Prognoseverfahren
Bei der Anwendung eines Prognoseverfahrens wird der in der Vergangenheit beobachtete Bedarf eines Produkts auf der Basis der bisherigen Beobachtungswerte in die Zukunft extrapoliert. Prognoseverfahren werden für die Prognose der Nachfragemenge in der Wiederbeschaffungszeit eingesetzt. Sie kommen aber auch im Zusammenhang mit der Beschäftigungsglättung und der Hauptproduktionsprogrammplanung zum Einsatz. Prognosemethoden stehen auch in den Planungskonzepten zur sog. „Supply Chain Optimization“ – dort unter der Bezeichnung „Demand Planning“ – zur Verfügung.

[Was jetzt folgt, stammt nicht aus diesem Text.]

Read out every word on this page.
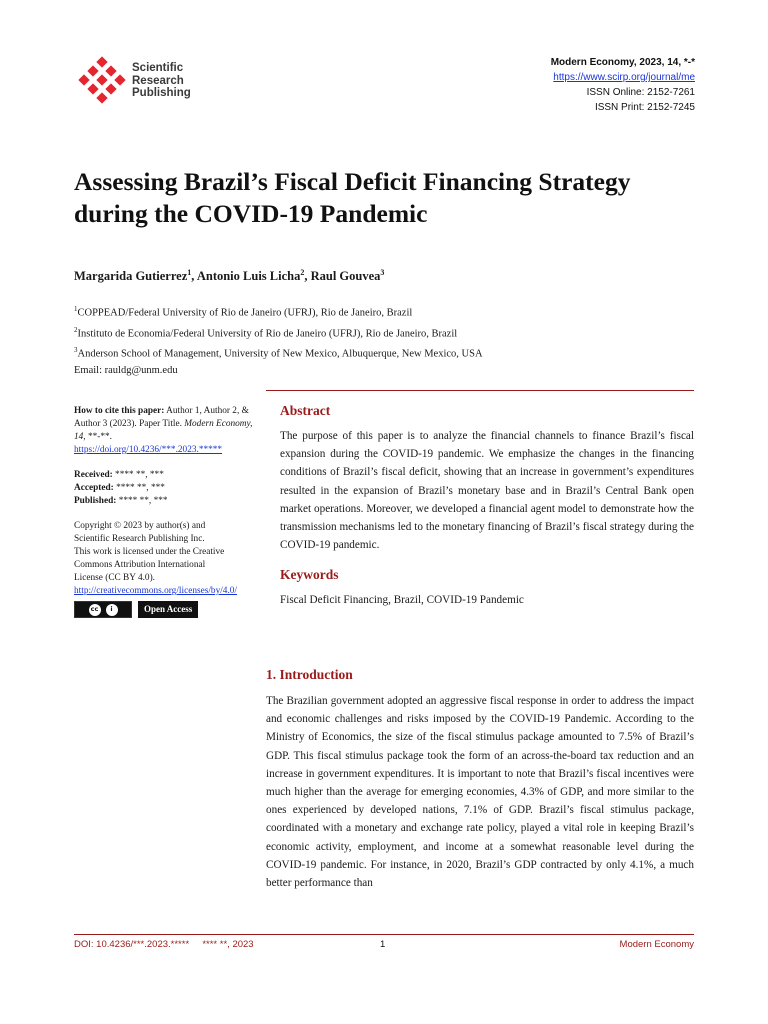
Scientific
Research
Publishing
Modern Economy, 2023, 14, *-*
https://www.scirp.org/journal/me
ISSN Online: 2152-7261
ISSN Print: 2152-7245
Assessing Brazil’s Fiscal Deficit Financing Strategy during the COVID-19 Pandemic
Margarida Gutierrez$^1$, Antonio Luis Licha$^2$, Raul Gouvea$^3$
$^1$COPPEAD/Federal University of Rio de Janeiro (UFRJ), Rio de Janeiro, Brazil
$^2$Instituto de Economia/Federal University of Rio de Janeiro (UFRJ), Rio de Janeiro, Brazil
$^3$Anderson School of Management, University of New Mexico, Albuquerque, New Mexico, USA
Email: rauldg@unm.edu
How to cite this paper: Author 1, Author 2, & Author 3 (2023). Paper Title. Modern Economy, 14, **-**.
https://doi.org/10.4236/***.2023.*****
Received: **** **, ***
Accepted: **** **, ***
Published: **** **, ***
Copyright © 2023 by author(s) and
Scientific Research Publishing Inc.
This work is licensed under the Creative
Commons Attribution International
License (CC BY 4.0).
http://creativecommons.org/licenses/by/4.0/
cc	i	Open Access
Abstract

The purpose of this paper is to analyze the financial channels to finance Brazil’s fiscal expansion during the COVID-19 pandemic. We emphasize the changes in the financing conditions of Brazil’s fiscal deficit, showing that an increase in government’s expenditures resulted in the expansion of Brazil’s monetary base and in Brazil’s Central Bank open market operations. Moreover, we developed a financial agent model to demonstrate how the transmission mechanisms led to the monetary financing of Brazil’s fiscal strategy during the COVID-19 pandemic.

Keywords
Fiscal Deficit Financing, Brazil, COVID-19 Pandemic
1. Introduction

The Brazilian government adopted an aggressive fiscal response in order to address the impact and economic challenges and risks imposed by the COVID-19 Pandemic. According to the Ministry of Economics, the size of the fiscal stimulus package amounted to 7.5% of Brazil’s GDP. This fiscal stimulus package took the form of an across-the-board tax reduction and an increase in government expenditures. It is important to note that Brazil’s fiscal incentives were much higher than the average for emerging economies, 4.3% of GDP, and more similar to the ones experienced by developed nations, 7.1% of GDP. Brazil’s fiscal stimulus package, coordinated with a monetary and exchange rate policy, played a vital role in keeping Brazil’s economic activity, employment, and income at a somewhat reasonable level during the COVID-19 pandemic. For instance, in 2020, Brazil’s GDP contracted by only 4.1%, a much better performance than

DOI: 10.4236/***.2023.***** **** **, 2023	1	Modern Economy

Bild B.1: Datenstruktur der Bedarfsprognose
Die für die Prognose relevanten Daten eines Produkts sind in Bild B.1 wiedergegeben. Der Vergangenheitsbedarf wird als eine Zeitreihe interpretiert, d. h. als eine zeitlich geordnete Folge von Periodenbedarfsmengen. Bezeichnet man mit yt die in der Periode t beobachtete Bedarfsmenge, dann kann die Zeitreihe der Periodenbedarfsmengen durch die geordnete Folge (y1,y2, ..., yt , ...) beschrieben werden. Der Prognosewert für die zukünftige Periode (t + 1) wird im Folgenden durch das Symbol pt+1 dargestellt. Der Bedarf der Periode (t + 1) wird jeweils am Ende der Periode t prognostiziert, nachdem der Beobachtungswert yt für diese Periode vorliegt. Als Datengrundlage zur Errechnung eines Prognosewertes stehen dann die Zeitreihe von Periodenbedarfsmengen in den Vorperioden (y1, y2, ..., yt) und möglicherweise einige andere Daten59 zur Verfügung.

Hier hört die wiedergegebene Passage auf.